One of the main purposes of the Census is to track the population and distribute congressional seats accordingly. This year, the PL 94-171 Redistricting Data Summary Files from the 2020 Census were released to the public in mid-August. This data contains critical information, including population, race/ethnicity identification, occupied and vacant housing unit counts and group quarters populations, all down to the block level. In the spirit of this data release, we wanted to look at the major population changes of the last decade.

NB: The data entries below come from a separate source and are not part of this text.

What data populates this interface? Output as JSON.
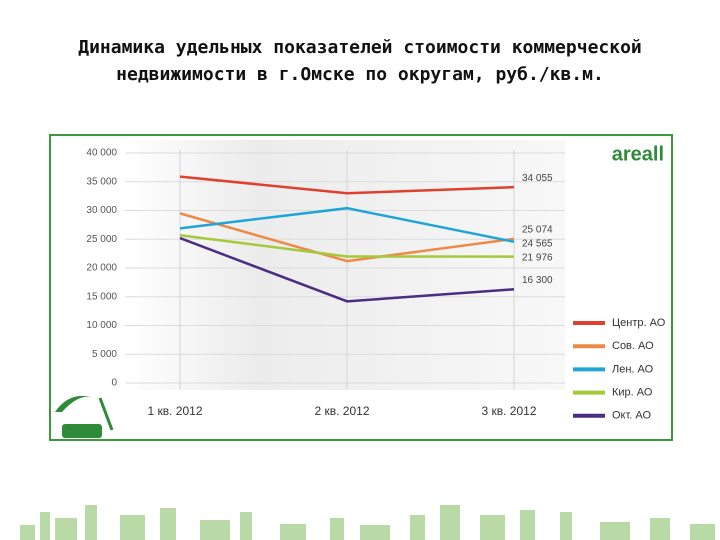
{
  "title": "Динамика удельных показателей стоимости коммерческой недвижимости в г.Омске по округам, руб./кв.м.",
  "chart_data": {
    "type": "line",
    "brand": "areall",
    "categories": [
      "1 кв. 2012",
      "2 кв. 2012",
      "3 кв. 2012"
    ],
    "series": [
      {
        "name": "Центр. АО",
        "color": "#e0412f",
        "values": [
          35900,
          33000,
          34055
        ],
        "value_labels": [
          null,
          null,
          "34 055"
        ]
      },
      {
        "name": "Сов. АО",
        "color": "#ee8a48",
        "values": [
          29500,
          21200,
          25074
        ],
        "value_labels": [
          null,
          null,
          "25 074"
        ]
      },
      {
        "name": "Лен. АО",
        "color": "#1fa6d6",
        "values": [
          26900,
          30400,
          24565
        ],
        "value_labels": [
          null,
          null,
          "24 565"
        ]
      },
      {
        "name": "Кир. АО",
        "color": "#a5c93b",
        "values": [
          25700,
          22000,
          21976
        ],
        "value_labels": [
          null,
          null,
          "21 976"
        ]
      },
      {
        "name": "Окт. АО",
        "color": "#4b2d83",
        "values": [
          25200,
          14200,
          16300
        ],
        "value_labels": [
          null,
          null,
          "16 300"
        ]
      }
    ],
    "ylim": [
      0,
      40000
    ],
    "yticks": [
      0,
      {
        "value": 5000,
        "label": "5 000"
      },
      {
        "value": 10000,
        "label": "10 000"
      },
      {
        "value": 15000,
        "label": "15 000"
      },
      {
        "value": 20000,
        "label": "20 000"
      },
      {
        "value": 25000,
        "label": "25 000"
      },
      {
        "value": 30000,
        "label": "30 000"
      },
      {
        "value": 35000,
        "label": "35 000"
      },
      {
        "value": 40000,
        "label": "40 000"
      }
    ],
    "grid": true,
    "legend": "bottom-right"
  }
}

Using the 2010 Census boundaries, we overlaid the 2020 Census blocks. We used household data, and the map below shows growth and decline over the last 10 years. Most of what we found wasn’t a shock to the AGS team, as we have seen these patterns emerging over time. Rural depopulation is continuing in the Mississippi valley, the coastal plain of the Carolinas and much of rural Appalachia centered on West Virginia. We see two major trends in growth areas. The first is growth in the suburbs surrounding large metropolitan areas, especially in Texas; massive rural growth along the northern areas of Minnesota, Wisconsin, and Michigan, the northern rural areas of New York to Maine, central Pennsylvania and others. The other major trend is a gain in population to the west, along the Front Range of Colorado and the Sierra Nevada range in California. This shows that people are leaving the cities to live somewhere with a little more scenery, made possible by the technological advances of the last decade to allow for work from home.

An area that showed significant decline in population over the last decade is Flint, Michigan. Between a loss of manufacturing jobs, and significant issues over the last decade including financial issues and a state of emergency over lead in the water supply, it isn’t a surprise that households fled the area.

In contrast, both the Carolinas and Texas are showing major growth areas around the cities. While there was major areas of rural decline, the outer suburbs of Charlotte and Raleigh saw enough growth to make up for the decline. Both Houston and Austin saw major growth in the city core and suburbs as companies moved to Texas for more favorable business laws.